A lot of people, when first learning about Cassandra, wonder why there isn't any easier (say, RESTful) way to perform operations.  I did.  It didn't take someone very long to point out that it mainly has to do with performance.  Cassandra spends a significant amount of resources marshaling data and Thrift currently does that very efficiently.

So I put away my RESTlessness.
I've heard more people lately clamoring for the feature, so I gave some thought about how I'd go about it.  One approach would be to wrap Thrift.  That would be nice from a coupling standpoint, but I think performance would be pretty crappy.  After all, it is just adding another layer of marshaling that needs to be done; nobody needs that.
I eventually arrived at the decision that an HTTP Cassandra Daemon/Server pair similar to the existing Avro and Thrift versions would do the trick.  It would basically be a straight port, with a few minor caveats.  One big thing is that HTTP uses a new connection for each request, so storing Cassandra session information in threadlocals is gone out the window.  This means that authentication needs to be abandoned, done with every request, or we need to use HTTP sessions.  Punt.
Today, while half-listening to some lectures at ICOODB I decided to see how hard it would be to throw something together.  I ended up with two classes containing stripped down implementations of get and set.  I pushed the whole thing to github if anybody is interested.  I used the built-in Sun HTTP service because I didn't want any extra dependencies and building services on top of it is pretty straightforward.  Results are returned in JSON format that should match what you would see if you used sstable2json to export data.

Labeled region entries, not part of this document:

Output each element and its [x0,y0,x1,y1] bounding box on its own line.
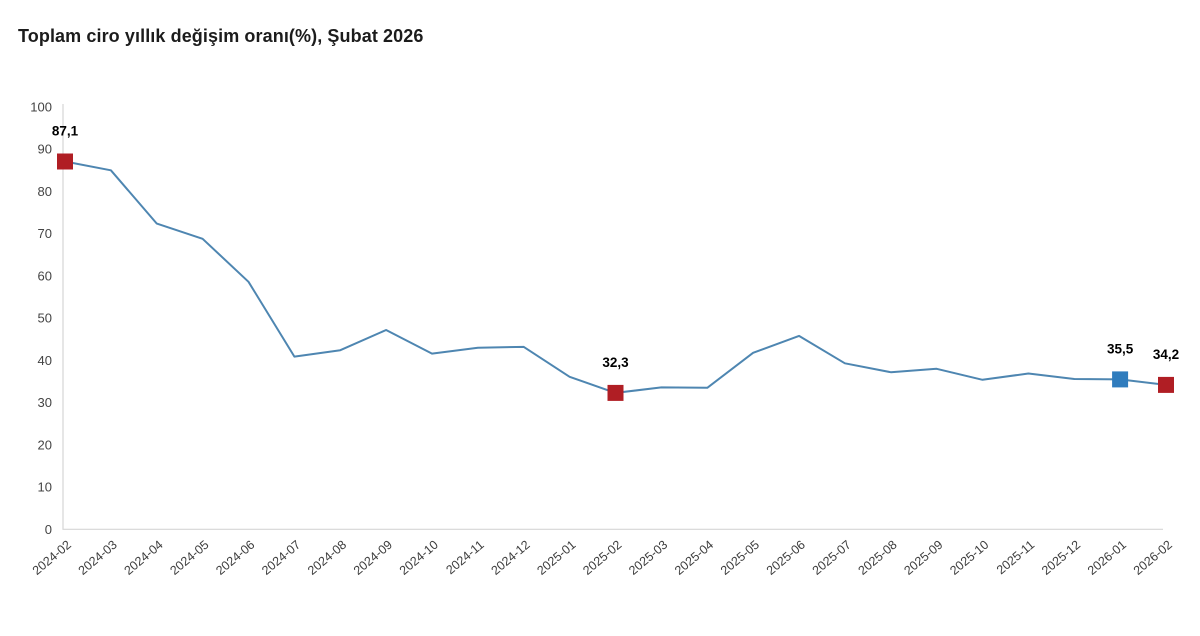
point-value-label: 32,3 [602,355,629,370]
x-axis-tick-label: 2025-06 [764,538,808,578]
y-axis-tick-label: 70 [38,226,52,241]
x-axis-tick-label: 2024-10 [397,538,441,578]
y-axis-tick-label: 90 [38,142,52,157]
highlight-marker [1158,376,1174,393]
highlight-marker [57,153,73,170]
x-axis-tick-label: 2026-01 [1085,538,1129,578]
highlight-marker [607,384,624,401]
x-axis-tick-label: 2024-08 [305,538,349,578]
y-axis-tick-label: 0 [45,522,52,537]
x-axis-tick-label: 2025-02 [580,538,624,578]
x-axis-tick-label: 2025-01 [534,538,578,578]
y-axis-tick-label: 50 [38,311,52,326]
x-axis-tick-label: 2024-03 [76,538,120,578]
x-axis-tick-label: 2025-11 [994,538,1037,578]
y-axis-tick-label: 80 [38,184,52,199]
x-axis-tick-label: 2025-05 [718,538,762,578]
point-value-label: 34,2 [1153,347,1179,362]
x-axis-tick-label: 2025-12 [1039,538,1083,578]
axis-lines [62,104,1163,530]
x-axis-tick-label: 2025-08 [856,538,900,578]
y-axis-tick-label: 20 [38,437,52,452]
x-axis-tick-label: 2025-04 [672,538,716,578]
x-axis-tick-label: 2024-09 [351,538,395,578]
y-axis-tick-label: 100 [30,100,52,115]
y-axis-tick-label: 60 [38,268,52,283]
x-axis-tick-label: 2024-02 [30,538,74,578]
x-axis-tick-label: 2024-04 [122,538,166,578]
x-axis-tick-label: 2024-11 [443,538,486,578]
y-axis-tick-label: 10 [38,480,52,495]
highlight-marker [1112,371,1129,388]
x-axis-tick-label: 2024-06 [213,538,257,578]
x-axis-tick-label: 2025-09 [901,538,945,578]
x-axis-tick-label: 2024-07 [259,538,303,578]
point-value-label: 87,1 [52,124,79,139]
x-axis-tick-label: 2024-12 [489,538,533,578]
x-axis-tick-label: 2026-02 [1131,538,1175,578]
x-axis-tick-label: 2025-10 [947,538,991,578]
x-axis-tick-label: 2025-07 [810,538,854,578]
chart-title: Toplam ciro yıllık değişim oranı(%), Şub… [18,26,424,46]
y-axis-tick-label: 30 [38,395,52,410]
point-value-label: 35,5 [1107,341,1134,356]
x-axis-tick-label: 2025-03 [626,538,670,578]
y-axis-tick-label: 40 [38,353,52,368]
x-axis-tick-label: 2024-05 [167,538,211,578]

This is clearly a proof of concept, but I think it demonstrates that the idea is sound and could be implemented fairly quickly.  Maintenance would be another story.  One problem with maintaining the Cassandra Avro bindings is that they regularly get out of sync with what is capable using Thrift.  An HTTP Cassandra wrapper would suffer the same fate without an active champion.  I'm interested, but I'm not *that* interested.

Anyway, have fun.

-- DETAILS --
The following URI formats are expected:
/get/keyspace/column_family/row_id/super_column/column_start/column_end/consistency_level.  If you don't want to pass it in, leave it blank.  Empty strings are interpreted as null when appropriate.

Here is an example from my tests:  http://127.0.0.1:9160/get/Keyspace1/Standard1/1//10/11/ONE

The main thing to deduce here is that the super column is empty (see the double slash?).  If you haven't realized by now, I've gone ahead with the assumption that your keys and column names are strings.  This isn't good enough.  All the details we need to become type-aware are available in the comparator for the column family.  As a shortcut for now, you can append "?asString" to the end of the URI to have all byte[] values converted to strings.  Without it they are displayed as hex.

Updating works the same way: /set/keyspace/coumn_family/row_key/super_column/column/value/consistency_level

e.g.: http://127.0.0.1:9160/set/Keyspace1/Standard1/1//11/aaa/ONE


UPDATE: I went ahead and created two additional implementations that use jetty (bare and with servlets).  This generated a bit more code, but opens up the way to getting sophisticated with sessions.

1 comments:

Unknown said...

Nice idea.

> This means that authentication needs to be abandoned, done with every request, or we need to use sessions. Punt.

I wonder if delegating the HTTP to something like orbited / mongrel2 would help? It could take care of which connection is where.

After all, session creation isn't expensive, it's the session maintenance that is.